Caroga Lake is an unincorporated community and census-designated place (CDP) in the town of Caroga, Fulton County, New York, United States. As of the 2020 census, Caroga Lake had a population of 548. The hamlet is in the southern part of the town of Caroga and is northwest of Gloversville. Two lakes, West Caroga Lake and East Caroga Lake are located next to the hamlet.
==Geography==
The community of Caroga Lake is situated in northern Fulton County in the southern Adirondack Mountains, centered on a peninsula between West Caroga Lake to the west and East Caroga Lake to the south. The CDP area includes both of the lakes and the developed land surrounding the lakes. According to the United States Census Bureau, the CDP has a total area of 8.7 km2, of which 6.5 km2 is land and 2.3 km2, or 25.89%, is water.

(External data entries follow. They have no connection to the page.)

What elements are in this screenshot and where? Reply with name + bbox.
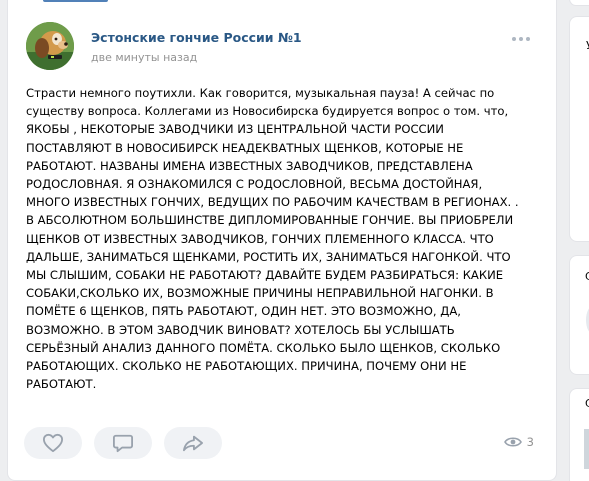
sidebar-card-3-letter: С (585, 397, 589, 410)
dog-avatar-image (26, 22, 74, 70)
post-text-line: МЫ СЛЫШИМ, СОБАКИ НЕ РАБОТАЮТ? ДАВАЙТЕ Б… (26, 268, 504, 283)
post-text-line: МНОГО ИЗВЕСТНЫХ ГОНЧИХ, ВЕДУЩИХ ПО РАБОЧ… (26, 195, 519, 210)
post-text-line: РАБОТАЮЩИХ. СКОЛЬКО НЕ РАБОТАЮЩИХ. ПРИЧИ… (26, 359, 467, 374)
share-icon (183, 435, 203, 452)
heart-icon (43, 433, 63, 453)
group-name-link[interactable]: Эстонские гончие России №1 (91, 30, 302, 45)
post-text-line: РОДОСЛОВНАЯ. Я ОЗНАКОМИЛСЯ С РОДОСЛОВНОЙ… (26, 177, 483, 192)
post-text-line: СЕРЬЁЗНЫЙ АНАЛИЗ ДАННОГО ПОМЁТА. СКОЛЬКО… (26, 340, 501, 355)
post-header: Эстонские гончие России №1 две минуты на… (26, 22, 540, 70)
post-text-line: РАБОТАЮТ. (26, 377, 97, 392)
post-text: Страсти немного поутихли. Как говорится,… (26, 84, 541, 393)
group-avatar[interactable] (26, 22, 74, 70)
post-text-line: Страсти немного поутихли. Как говорится,… (26, 86, 495, 100)
sidebar-card-2[interactable]: С (569, 255, 589, 375)
active-tab-indicator (43, 0, 108, 2)
right-sidebar: У С С (569, 0, 589, 481)
post-text-line: ЩЕНКОВ ОТ ИЗВЕСТНЫХ ЗАВОДЧИКОВ, ГОНЧИХ П… (26, 231, 494, 246)
more-icon[interactable] (510, 32, 532, 46)
post-text-line: ВОЗМОЖНО. В ЭТОМ ЗАВОДЧИК ВИНОВАТ? ХОТЕЛ… (26, 322, 455, 337)
post-timestamp[interactable]: две минуты назад (91, 51, 197, 64)
post-text-line: ПОСТАВЛЯЮТ В НОВОСИБИРСК НЕАДЕКВАТНЫХ ЩЕ… (26, 140, 464, 155)
post-text-line: ПОМЁТЕ 6 ЩЕНКОВ, ПЯТЬ РАБОТАЮТ, ОДИН НЕТ… (26, 304, 461, 319)
eye-icon (503, 437, 522, 447)
post-text-line: ДАЛЬШЕ, ЗАНИМАТЬСЯ ЩЕНКАМИ, РОСТИТЬ ИХ, … (26, 249, 511, 264)
sidebar-card-2-letter: С (585, 270, 589, 283)
post-text-line: СОБАКИ,СКОЛЬКО ИХ, ВОЗМОЖНЫЕ ПРИЧИНЫ НЕП… (26, 286, 494, 301)
sidebar-card-1[interactable]: У (569, 16, 589, 242)
post-card: Эстонские гончие России №1 две минуты на… (7, 0, 557, 481)
post-text-line: ЯКОБЫ , НЕКОТОРЫЕ ЗАВОДЧИКИ ИЗ ЦЕНТРАЛЬН… (26, 122, 444, 137)
post-text-line: В АБСОЛЮТНОМ БОЛЬШИНСТВЕ ДИПЛОМИРОВАННЫЕ… (26, 213, 514, 228)
post-actions: 3 (24, 427, 540, 459)
comment-button[interactable] (94, 427, 152, 459)
views-counter: 3 (503, 435, 534, 449)
like-button[interactable] (24, 427, 82, 459)
views-count: 3 (526, 435, 534, 449)
comment-icon (113, 434, 133, 453)
post-text-line: РАБОТАЮТ. НАЗВАНЫ ИМЕНА ИЗВЕСТНЫХ ЗАВОДЧ… (26, 158, 473, 173)
sidebar-thumbnail (584, 429, 589, 469)
sidebar-card-top (569, 0, 589, 6)
share-button[interactable] (164, 427, 222, 459)
post-text-line: существу вопроса. Коллегами из Новосибир… (26, 104, 509, 119)
sidebar-card-3[interactable]: С (569, 388, 589, 481)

New York State Routes 10 and 29A intersect at the center of the community. NY 10 leads north 24 mi to Piseco Lake and south 19 mi to Canajoharie on the Mohawk River, while NY 29A leads southeast 10 mi to Gloversville. NY 29A follows NY 10 to the northwest out of town, then turns west towards Stratford, 14 mi from Caroga Lake.

==Demographics==

Historical population
| Census | Pop. | Note | %± |
| 2020 | 548 |  | — |
U.S. Decennial Census

==Recreational Opportunities==
Caroga Lake CDP area was home to Sherman's Restaurant and Amusement Park from 1921 until the early 1970s. Sherman's is now owned by Caroga Arts Collective.

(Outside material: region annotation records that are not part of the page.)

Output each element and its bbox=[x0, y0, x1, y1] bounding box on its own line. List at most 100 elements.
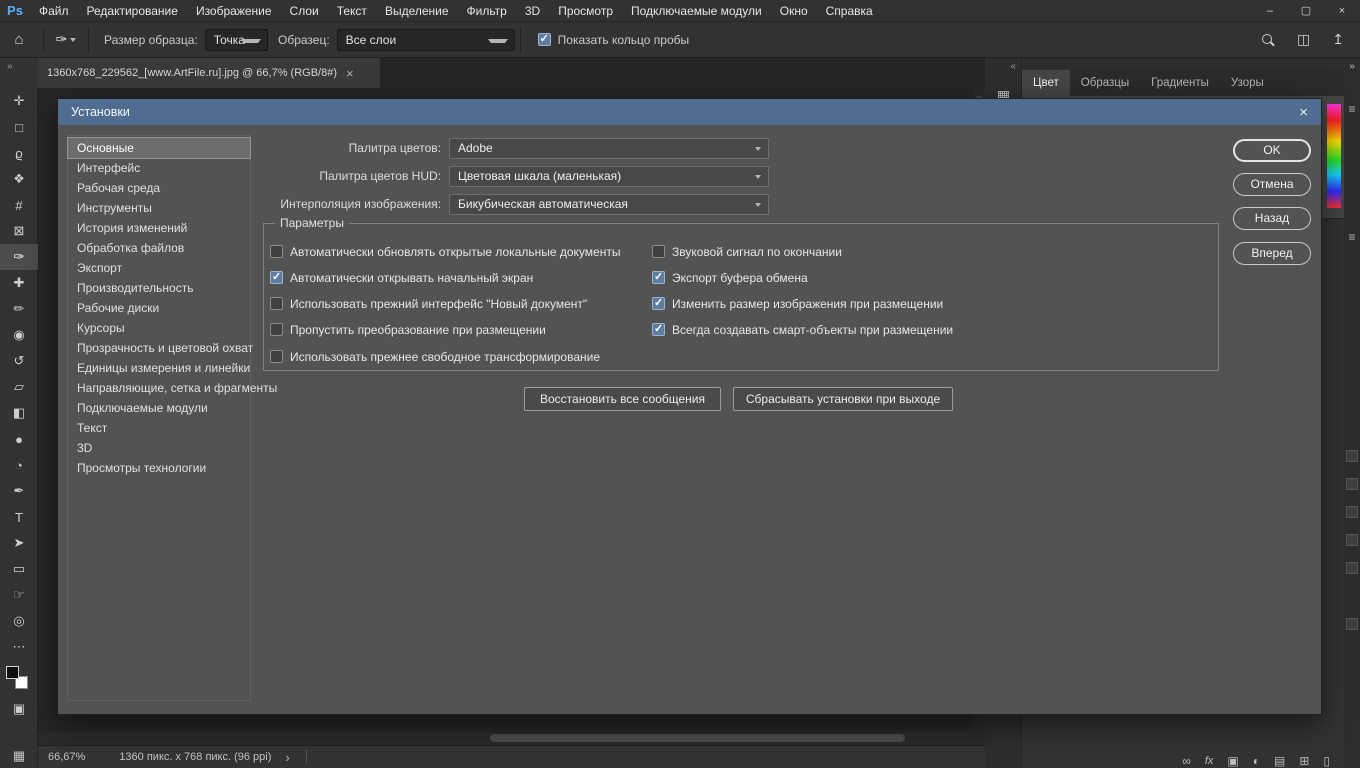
quick-selection-tool[interactable]: ❖ bbox=[0, 166, 38, 192]
search-icon[interactable] bbox=[1261, 33, 1275, 47]
menu-image[interactable]: Изображение bbox=[187, 0, 281, 22]
pref-plugins[interactable]: Подключаемые модули bbox=[68, 398, 250, 418]
reset-warnings-button[interactable]: Восстановить все сообщения bbox=[524, 387, 721, 411]
new-layer-icon[interactable]: ⊞ bbox=[1299, 754, 1309, 768]
adjustment-icon[interactable]: ◐ bbox=[1253, 754, 1260, 768]
cancel-button[interactable]: Отмена bbox=[1233, 173, 1311, 196]
menu-select[interactable]: Выделение bbox=[376, 0, 458, 22]
menu-window[interactable]: Окно bbox=[771, 0, 817, 22]
tab-close-icon[interactable]: × bbox=[346, 66, 354, 81]
path-selection-tool[interactable]: ➤ bbox=[0, 530, 38, 556]
cb-skip-transform-on-place[interactable] bbox=[270, 323, 283, 336]
eyedropper-tool[interactable]: ✑ bbox=[0, 244, 38, 270]
cb-export-clipboard[interactable] bbox=[652, 270, 665, 284]
lasso-tool[interactable]: ϱ bbox=[0, 140, 38, 166]
menu-layers[interactable]: Слои bbox=[281, 0, 328, 22]
color-picker-dropdown[interactable]: Adobe bbox=[449, 138, 769, 159]
collapsed-panel-icon[interactable] bbox=[1346, 562, 1358, 574]
collapsed-panel-icon[interactable] bbox=[1346, 618, 1358, 630]
screen-mode-icon[interactable]: ▦ bbox=[0, 745, 38, 767]
cb-beep-when-done[interactable] bbox=[652, 245, 665, 258]
ok-button[interactable]: OK bbox=[1233, 139, 1311, 162]
color-swatches[interactable] bbox=[0, 662, 38, 696]
marquee-tool[interactable]: □ bbox=[0, 114, 38, 140]
expand-panels-icon[interactable]: » bbox=[1344, 61, 1360, 72]
menu-plugins[interactable]: Подключаемые модули bbox=[622, 0, 771, 22]
pref-scratch-disks[interactable]: Рабочие диски bbox=[68, 298, 250, 318]
pref-type[interactable]: Текст bbox=[68, 418, 250, 438]
dialog-title-bar[interactable]: Установки × bbox=[58, 99, 1321, 125]
collapsed-panel-icon[interactable] bbox=[1346, 506, 1358, 518]
eraser-tool[interactable]: ▱ bbox=[0, 374, 38, 400]
type-tool[interactable]: T bbox=[0, 504, 38, 530]
pref-performance[interactable]: Производительность bbox=[68, 278, 250, 298]
hand-tool[interactable]: ☞ bbox=[0, 582, 38, 608]
cb-always-smart-objects[interactable] bbox=[652, 322, 665, 336]
maximize-button[interactable]: ▢ bbox=[1288, 0, 1324, 22]
share-icon[interactable]: ↥ bbox=[1332, 31, 1344, 48]
menu-view[interactable]: Просмотр bbox=[549, 0, 622, 22]
zoom-tool[interactable]: ◎ bbox=[0, 608, 38, 634]
pref-history-log[interactable]: История изменений bbox=[68, 218, 250, 238]
fx-icon[interactable]: fx bbox=[1205, 755, 1214, 767]
prev-button[interactable]: Назад bbox=[1233, 207, 1311, 230]
brush-tool[interactable]: ✏ bbox=[0, 296, 38, 322]
menu-edit[interactable]: Редактирование bbox=[78, 0, 187, 22]
hud-color-picker-dropdown[interactable]: Цветовая шкала (маленькая) bbox=[449, 166, 769, 187]
pen-tool[interactable]: ✒ bbox=[0, 478, 38, 504]
collapsed-panel-icon[interactable] bbox=[1346, 450, 1358, 462]
next-button[interactable]: Вперед bbox=[1233, 242, 1311, 265]
history-brush-tool[interactable]: ↺ bbox=[0, 348, 38, 374]
panel-menu-icon[interactable]: ≡ bbox=[1344, 102, 1360, 116]
pref-file-handling[interactable]: Обработка файлов bbox=[68, 238, 250, 258]
home-icon[interactable]: ⌂ bbox=[0, 31, 38, 48]
foreground-color-swatch[interactable] bbox=[6, 666, 19, 679]
mask-icon[interactable]: ▣ bbox=[1227, 754, 1238, 768]
cb-auto-update-docs[interactable] bbox=[270, 245, 283, 258]
quick-mask-icon[interactable]: ▣ bbox=[0, 696, 38, 722]
rectangle-tool[interactable]: ▭ bbox=[0, 556, 38, 582]
pref-cursors[interactable]: Курсоры bbox=[68, 318, 250, 338]
status-chevron-icon[interactable]: › bbox=[285, 750, 289, 765]
group-icon[interactable]: ▤ bbox=[1274, 754, 1285, 768]
reset-preferences-button[interactable]: Сбрасывать установки при выходе bbox=[733, 387, 953, 411]
show-sampling-ring-checkbox[interactable] bbox=[537, 32, 551, 46]
cb-legacy-free-transform[interactable] bbox=[270, 350, 283, 363]
menu-filter[interactable]: Фильтр bbox=[458, 0, 516, 22]
photoshop-logo[interactable]: Ps bbox=[0, 3, 30, 18]
color-spectrum-ramp[interactable] bbox=[1327, 104, 1341, 208]
pref-transparency-gamut[interactable]: Прозрачность и цветовой охват bbox=[68, 338, 253, 358]
cb-resize-on-place[interactable] bbox=[652, 296, 665, 310]
toolbar-collapse[interactable]: » bbox=[0, 58, 38, 88]
dialog-close-icon[interactable]: × bbox=[1299, 104, 1308, 121]
pref-guides-grid-slices[interactable]: Направляющие, сетка и фрагменты bbox=[68, 378, 277, 398]
link-icon[interactable]: ∞ bbox=[1182, 754, 1191, 768]
sample-size-dropdown[interactable]: Точка bbox=[204, 28, 268, 51]
tab-swatches[interactable]: Образцы bbox=[1070, 70, 1140, 96]
workspace-layout-icon[interactable]: ◫ bbox=[1297, 31, 1310, 48]
blur-tool[interactable]: ● bbox=[0, 426, 38, 452]
image-interpolation-dropdown[interactable]: Бикубическая автоматическая bbox=[449, 194, 769, 215]
trash-icon[interactable]: ▯ bbox=[1323, 754, 1330, 768]
crop-tool[interactable]: # bbox=[0, 192, 38, 218]
pref-export[interactable]: Экспорт bbox=[68, 258, 250, 278]
edit-toolbar-icon[interactable]: ⋯ bbox=[0, 634, 38, 660]
tab-color[interactable]: Цвет bbox=[1022, 70, 1070, 96]
gradient-tool[interactable]: ◧ bbox=[0, 400, 38, 426]
frame-tool[interactable]: ⊠ bbox=[0, 218, 38, 244]
menu-type[interactable]: Текст bbox=[328, 0, 376, 22]
clone-stamp-tool[interactable]: ◉ bbox=[0, 322, 38, 348]
current-tool-icon[interactable]: ✑ bbox=[49, 31, 83, 48]
zoom-level-field[interactable]: 66,67% bbox=[48, 751, 85, 763]
pref-units-rulers[interactable]: Единицы измерения и линейки bbox=[68, 358, 250, 378]
minimize-button[interactable]: – bbox=[1252, 0, 1288, 22]
tab-gradients[interactable]: Градиенты bbox=[1140, 70, 1220, 96]
collapse-panels-icon[interactable]: « bbox=[1010, 61, 1016, 72]
close-button[interactable]: × bbox=[1324, 0, 1360, 22]
pref-3d[interactable]: 3D bbox=[68, 438, 250, 458]
collapsed-panel-icon[interactable] bbox=[1346, 534, 1358, 546]
dodge-tool[interactable]: ◔ bbox=[0, 452, 38, 478]
tab-patterns[interactable]: Узоры bbox=[1220, 70, 1275, 96]
menu-3d[interactable]: 3D bbox=[516, 0, 549, 22]
menu-file[interactable]: Файл bbox=[30, 0, 78, 22]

Caroga Arts Collective presents over fifty performances and community events featuring world-class artists from various styles of arts and entertainment in the Southern Adirondacks throughout the year. A 501(c)(3) not-for-profit, Caroga Arts presents the Caroga Lake Music Festival, the String Project & Arts Collaborative Education (SPACE) Program, Artist Residencies, and other projects.

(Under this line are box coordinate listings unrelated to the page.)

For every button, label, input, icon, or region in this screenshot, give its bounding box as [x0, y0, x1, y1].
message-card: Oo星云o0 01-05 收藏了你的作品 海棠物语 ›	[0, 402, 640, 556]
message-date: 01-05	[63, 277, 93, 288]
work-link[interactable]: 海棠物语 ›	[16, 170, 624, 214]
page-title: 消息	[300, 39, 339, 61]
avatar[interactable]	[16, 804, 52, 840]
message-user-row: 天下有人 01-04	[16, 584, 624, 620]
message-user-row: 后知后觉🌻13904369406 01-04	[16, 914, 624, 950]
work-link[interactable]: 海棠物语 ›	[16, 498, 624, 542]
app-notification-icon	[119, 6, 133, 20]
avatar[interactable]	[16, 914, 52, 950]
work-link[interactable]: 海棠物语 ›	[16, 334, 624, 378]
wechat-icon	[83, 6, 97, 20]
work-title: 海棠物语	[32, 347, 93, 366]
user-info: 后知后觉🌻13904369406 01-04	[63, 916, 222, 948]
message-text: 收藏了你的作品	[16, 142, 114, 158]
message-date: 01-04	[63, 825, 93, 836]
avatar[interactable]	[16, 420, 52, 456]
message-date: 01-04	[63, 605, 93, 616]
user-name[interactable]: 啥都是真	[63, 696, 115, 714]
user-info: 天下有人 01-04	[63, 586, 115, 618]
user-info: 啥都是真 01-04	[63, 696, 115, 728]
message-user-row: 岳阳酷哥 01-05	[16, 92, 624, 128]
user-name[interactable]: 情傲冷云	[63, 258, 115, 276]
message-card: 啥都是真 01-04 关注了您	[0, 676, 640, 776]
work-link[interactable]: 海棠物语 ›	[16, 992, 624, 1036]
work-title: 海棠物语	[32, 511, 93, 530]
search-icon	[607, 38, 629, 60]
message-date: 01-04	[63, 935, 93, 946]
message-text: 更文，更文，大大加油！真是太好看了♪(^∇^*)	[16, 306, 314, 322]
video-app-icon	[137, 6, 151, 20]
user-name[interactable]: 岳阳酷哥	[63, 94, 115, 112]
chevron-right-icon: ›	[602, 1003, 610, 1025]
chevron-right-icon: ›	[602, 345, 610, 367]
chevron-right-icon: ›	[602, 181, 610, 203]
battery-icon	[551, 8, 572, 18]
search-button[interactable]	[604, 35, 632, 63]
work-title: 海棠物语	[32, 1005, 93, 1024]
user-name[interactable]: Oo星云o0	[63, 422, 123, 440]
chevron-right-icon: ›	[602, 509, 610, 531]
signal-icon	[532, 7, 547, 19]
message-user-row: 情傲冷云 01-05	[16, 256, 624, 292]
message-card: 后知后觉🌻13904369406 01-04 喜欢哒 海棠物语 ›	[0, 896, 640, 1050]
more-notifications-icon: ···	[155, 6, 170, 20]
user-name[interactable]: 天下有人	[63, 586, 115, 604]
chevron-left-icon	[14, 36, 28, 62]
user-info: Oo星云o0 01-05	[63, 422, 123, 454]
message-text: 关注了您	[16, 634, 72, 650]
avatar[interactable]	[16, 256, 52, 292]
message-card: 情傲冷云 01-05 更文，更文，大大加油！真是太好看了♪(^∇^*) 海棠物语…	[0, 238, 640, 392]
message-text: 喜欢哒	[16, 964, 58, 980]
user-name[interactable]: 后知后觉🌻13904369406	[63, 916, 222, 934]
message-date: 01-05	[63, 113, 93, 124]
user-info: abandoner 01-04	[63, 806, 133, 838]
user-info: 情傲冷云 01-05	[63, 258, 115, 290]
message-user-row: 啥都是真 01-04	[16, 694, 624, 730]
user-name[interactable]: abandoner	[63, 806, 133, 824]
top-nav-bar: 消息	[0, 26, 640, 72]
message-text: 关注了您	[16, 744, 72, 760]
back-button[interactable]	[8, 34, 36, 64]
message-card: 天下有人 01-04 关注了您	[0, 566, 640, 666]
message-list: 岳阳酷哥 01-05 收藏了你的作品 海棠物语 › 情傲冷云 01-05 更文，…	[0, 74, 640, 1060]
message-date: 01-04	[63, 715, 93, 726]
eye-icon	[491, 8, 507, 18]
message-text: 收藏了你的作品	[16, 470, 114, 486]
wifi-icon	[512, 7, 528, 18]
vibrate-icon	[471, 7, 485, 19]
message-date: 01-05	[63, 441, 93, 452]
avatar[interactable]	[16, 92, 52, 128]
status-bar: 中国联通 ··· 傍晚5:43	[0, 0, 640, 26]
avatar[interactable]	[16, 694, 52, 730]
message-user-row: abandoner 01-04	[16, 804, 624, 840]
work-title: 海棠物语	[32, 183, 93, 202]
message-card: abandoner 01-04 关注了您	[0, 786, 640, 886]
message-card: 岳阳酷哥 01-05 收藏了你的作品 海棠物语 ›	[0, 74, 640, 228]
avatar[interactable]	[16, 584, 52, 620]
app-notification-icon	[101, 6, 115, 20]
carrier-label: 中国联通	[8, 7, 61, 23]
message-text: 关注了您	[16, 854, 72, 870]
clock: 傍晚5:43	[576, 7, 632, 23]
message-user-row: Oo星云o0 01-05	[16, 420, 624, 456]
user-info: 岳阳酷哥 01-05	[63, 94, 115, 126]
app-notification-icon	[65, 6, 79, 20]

The Caroga Historical Museum, operated by the Caroga Historical Association, preserves and showcases the history of the Caroga Lake region. Located at 145 London Bridge Road, the museum features multiple historic buildings. Exhibits focus on the area's early leather tanning and lumber industries, as well as a large collection of Sherman's Amusement Park memorabilia. The museum is open seasonally (June through August, Thursday-Sunday, 1-4 PM) and offers educational programs and events. Admission is free with donations gratefully accepted.

There is a New York State Campground located on the shore of East Caroga Lake that features 105 campsites, a picnic area, sandy beach, trailer dump station, bathhouse, hot showers and toilets.